^^ the Framers misjudged the exportability of English impeachment method

Impeachment by the House of Representatives rests upon very few words : “…and shall have the sole power of impeachment.”

The duties given the Senate are much more spelled out :

The Senate shall have the sole Power to try all Impeachments. When sitting for that Purpose, they shall be on Oath or Affirmation. When the President of the United States is tried, the Chief Justice shall preside: And no Person shall be convicted without the Concurrence of two-thirds of the Members present. Judgment in Cases of Impeachment shall not extend further than to removal from Office, and disqualification to hold and enjoy any Office of honor, Trust or Profit under the United States; but the Party convicted shall nevertheless be liable and subject to Indictment, Trial, Judgment and Punishment, according to Law.

The punishments are dire. The Framers intended they be dire. Yet as we have seen, when a President is to be impeached nd then tried in the Senate, the impeachment powers fall short. Few of the President’s political party will vote to impeach, and almost none will vote to convict.
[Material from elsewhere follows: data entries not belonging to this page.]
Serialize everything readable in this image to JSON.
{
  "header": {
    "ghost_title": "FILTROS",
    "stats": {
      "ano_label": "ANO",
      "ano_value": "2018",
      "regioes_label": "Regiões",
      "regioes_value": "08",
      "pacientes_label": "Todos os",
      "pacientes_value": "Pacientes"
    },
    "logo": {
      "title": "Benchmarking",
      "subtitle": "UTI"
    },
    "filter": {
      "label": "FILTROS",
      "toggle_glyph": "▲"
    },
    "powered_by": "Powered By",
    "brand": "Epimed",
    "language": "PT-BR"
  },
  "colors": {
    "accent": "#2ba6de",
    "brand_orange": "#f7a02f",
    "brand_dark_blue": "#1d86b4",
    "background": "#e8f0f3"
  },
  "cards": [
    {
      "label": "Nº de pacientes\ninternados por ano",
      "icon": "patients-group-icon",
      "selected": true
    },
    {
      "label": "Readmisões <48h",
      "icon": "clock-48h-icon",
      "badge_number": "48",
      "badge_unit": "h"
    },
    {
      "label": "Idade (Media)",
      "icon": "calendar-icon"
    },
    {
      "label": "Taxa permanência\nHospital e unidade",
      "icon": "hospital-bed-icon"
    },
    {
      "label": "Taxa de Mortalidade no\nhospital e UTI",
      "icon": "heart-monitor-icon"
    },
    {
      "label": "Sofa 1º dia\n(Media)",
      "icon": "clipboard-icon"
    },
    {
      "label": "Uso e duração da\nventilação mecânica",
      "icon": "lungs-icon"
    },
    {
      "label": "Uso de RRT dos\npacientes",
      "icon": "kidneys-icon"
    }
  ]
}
Why so ? Why can a President who has committed impeachable offenses not readily be impeached and, if impeached, not convicted ? Three factors impede the process : importation, election, and religion

The Framers adopted impeachment from English parliamentary practice. In 1787, it was parliament’s way of ousting public officials who committed “high crimes and misdemeanors,” a phrase which our Framers defined as “breaches of public trust.” Unhappily, America’s Congress lacked the political substructure that underpinned Parliament. Parliament was elected, the king and his officials not. Parliamwent was the voice of religious localism; the king, of religion centralized.
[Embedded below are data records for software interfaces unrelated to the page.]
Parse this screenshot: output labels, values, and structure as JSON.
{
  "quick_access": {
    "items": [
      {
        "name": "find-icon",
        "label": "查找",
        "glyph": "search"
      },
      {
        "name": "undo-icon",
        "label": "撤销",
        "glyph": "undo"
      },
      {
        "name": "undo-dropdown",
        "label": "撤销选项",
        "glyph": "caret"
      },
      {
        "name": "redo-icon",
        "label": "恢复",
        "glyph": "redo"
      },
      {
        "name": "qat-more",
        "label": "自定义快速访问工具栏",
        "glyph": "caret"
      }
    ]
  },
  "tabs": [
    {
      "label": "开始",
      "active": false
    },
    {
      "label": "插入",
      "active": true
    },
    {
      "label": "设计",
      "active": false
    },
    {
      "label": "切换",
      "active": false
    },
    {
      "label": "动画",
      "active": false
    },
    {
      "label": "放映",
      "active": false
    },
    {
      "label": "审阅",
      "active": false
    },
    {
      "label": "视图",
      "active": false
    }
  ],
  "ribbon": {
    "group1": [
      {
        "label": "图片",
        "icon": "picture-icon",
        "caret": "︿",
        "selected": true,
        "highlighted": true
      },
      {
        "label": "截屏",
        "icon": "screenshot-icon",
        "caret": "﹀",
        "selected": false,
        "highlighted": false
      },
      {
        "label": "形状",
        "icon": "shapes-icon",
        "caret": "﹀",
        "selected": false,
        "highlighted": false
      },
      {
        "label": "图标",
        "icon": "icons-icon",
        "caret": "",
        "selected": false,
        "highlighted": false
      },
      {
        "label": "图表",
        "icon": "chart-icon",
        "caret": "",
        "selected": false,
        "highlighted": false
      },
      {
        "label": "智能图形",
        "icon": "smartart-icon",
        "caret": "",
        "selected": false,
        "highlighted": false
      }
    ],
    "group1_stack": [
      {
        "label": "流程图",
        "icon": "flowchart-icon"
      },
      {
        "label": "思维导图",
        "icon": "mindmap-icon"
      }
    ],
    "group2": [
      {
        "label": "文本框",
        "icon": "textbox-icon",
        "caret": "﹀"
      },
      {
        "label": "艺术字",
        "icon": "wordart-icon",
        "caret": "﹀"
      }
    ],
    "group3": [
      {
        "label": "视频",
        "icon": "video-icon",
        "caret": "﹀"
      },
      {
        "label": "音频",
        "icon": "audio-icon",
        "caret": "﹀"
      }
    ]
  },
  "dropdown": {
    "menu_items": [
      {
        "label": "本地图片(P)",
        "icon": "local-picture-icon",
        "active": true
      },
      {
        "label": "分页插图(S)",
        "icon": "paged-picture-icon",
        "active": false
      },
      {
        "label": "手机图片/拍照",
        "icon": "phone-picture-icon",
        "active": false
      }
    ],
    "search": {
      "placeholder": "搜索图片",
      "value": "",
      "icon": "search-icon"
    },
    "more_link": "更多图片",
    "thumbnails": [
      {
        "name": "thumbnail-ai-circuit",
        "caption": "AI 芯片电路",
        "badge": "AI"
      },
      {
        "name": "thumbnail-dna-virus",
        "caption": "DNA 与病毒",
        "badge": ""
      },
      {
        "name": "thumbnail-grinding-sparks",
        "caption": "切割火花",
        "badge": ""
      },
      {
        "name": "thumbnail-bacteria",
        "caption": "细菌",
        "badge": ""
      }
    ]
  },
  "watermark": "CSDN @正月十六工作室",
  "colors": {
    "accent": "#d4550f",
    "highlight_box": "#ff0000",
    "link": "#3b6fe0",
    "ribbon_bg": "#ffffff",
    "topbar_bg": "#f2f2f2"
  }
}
The parliamentary party had, from about the 1590s to 1649, been powered by a Puritan, congregational religious movement strong in the English middle class, which had gradually come to dominate elections to both parliament and local parish ministries. Meanwhile, the unelected Sovereign had committed itself to a highly centralized church led by appointed bishops, and demanding its version of the Christain catechism.

In effect, England of the 1590-1649 period had two separate goverments, operating upon two entirely separate theories of power supported by two entirely distinct establishments.
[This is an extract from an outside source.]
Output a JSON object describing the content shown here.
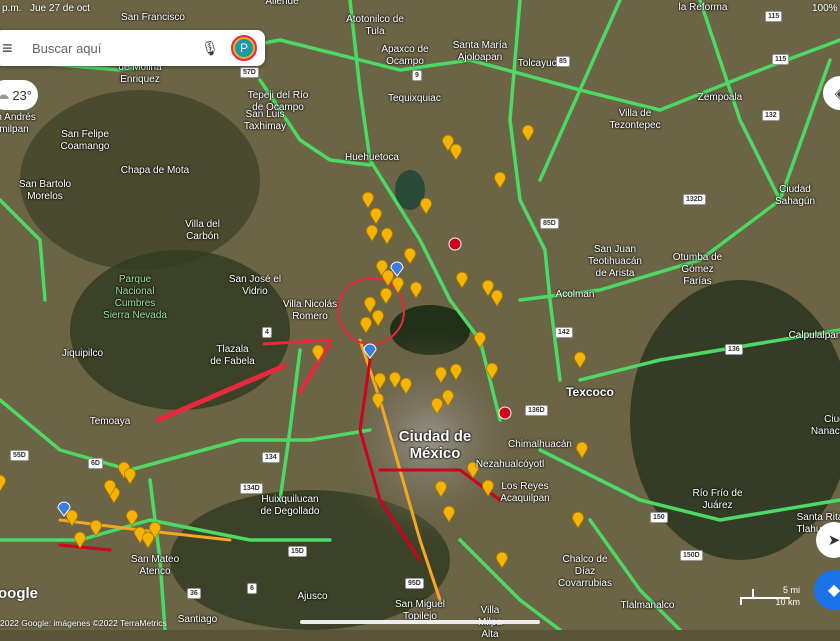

Parliament during that era did not have an impeachment mechanism (although impeachments had occurred in parliaments before that period. All they had were attainder — loss of property — and bills of treason. Thus the parliament of 1640-1649 used, to King Charles’s discomfiture. Our Framers wanted, for good and just reasons, to not make conflict between Congress and President a matter of life and death. After all, both Congress and the President were to be elected, and neither Congress nor President represented a religion in a religious war. Thus the Constitution saw impeachment as the voice of the entire electorate — as Alexander Hamilton put it, “a national inquest.” It might well have worked .

Because there is no war of religion afoot, wedded to either Congress or President, Congress has no need for institutional solidarity, and no sense that it as an institution is a necessary, primary opposition to the President. Indeed, our Congress is elected by all the voters of a District, who may include a large number of Presidential adherents, or even a majority thereof, whereas — to reiterate — the English parliaments of 1590-1649 were elected almost entirely by the squire class of property holder who were the chief supporters of congregational religion and thus chief opponents of the Sovereign and his religious enforcers.

The framers were well aware of party faction and of its danger to the working of their republican system. I do not think, however, that the framers realized that their impeachment power was an historical anachronism lacking, here, the conflict conditions that gave it force in English practice. If we have learned anything from the two impeachments of President Trump, it is that the impeachment power in our Constitution does not conform to the imperatives of American politics.

England in the 1590-1649 period was beset by the war between Catholics and various Protestant sects, and of wars among Protestant sects, going on all over Europe at that time. By 1787, men had decided that religious war and a politics arising from it were well discarded. Unhappily, when granting the impeachment power, they did not see that politics without religion would have to rest on some other power foundation, oaths of office and personal principle not being sufficient. Hamilton’s “national inquest” can’t be assembled when the inquesters are divided by parties, to one of which the President belongs. We would all like oaths of office to be the only support that Congress members need when being asked to impeach a President. Yet it is not the case. The President and members of Congress are elected on the same ballot on the same day, and they are thus bound together.

In today’s America, the only foundational power upon which politics of impeachment can rest is the law. Which means legal punishments which, in our nation, are imposed by legal systems — the Courts. Add to this the power of public opinion, an unwritten movement and thus beyond the restrictions in a written Constitution.

It will have to be the Courts that decide the political fate of President Trump, and public opinion, which will decide not only his political fate and is doing so already: a power more drastic than what is written and which is more drastic and less civil than the framers intended a “national inquest” to be. It will be public opinion that ousts Mr. Trump from the respect and honor due honorable public men. It will not be pretty, and the ouster is more than richly deserved. Mr. Trump called for, organized, marshalled, planned, and led an insurrection against our democracy built upon lies and more likes. The nation, if not the Congress, will have its say unchecked by writings. And this is where we are.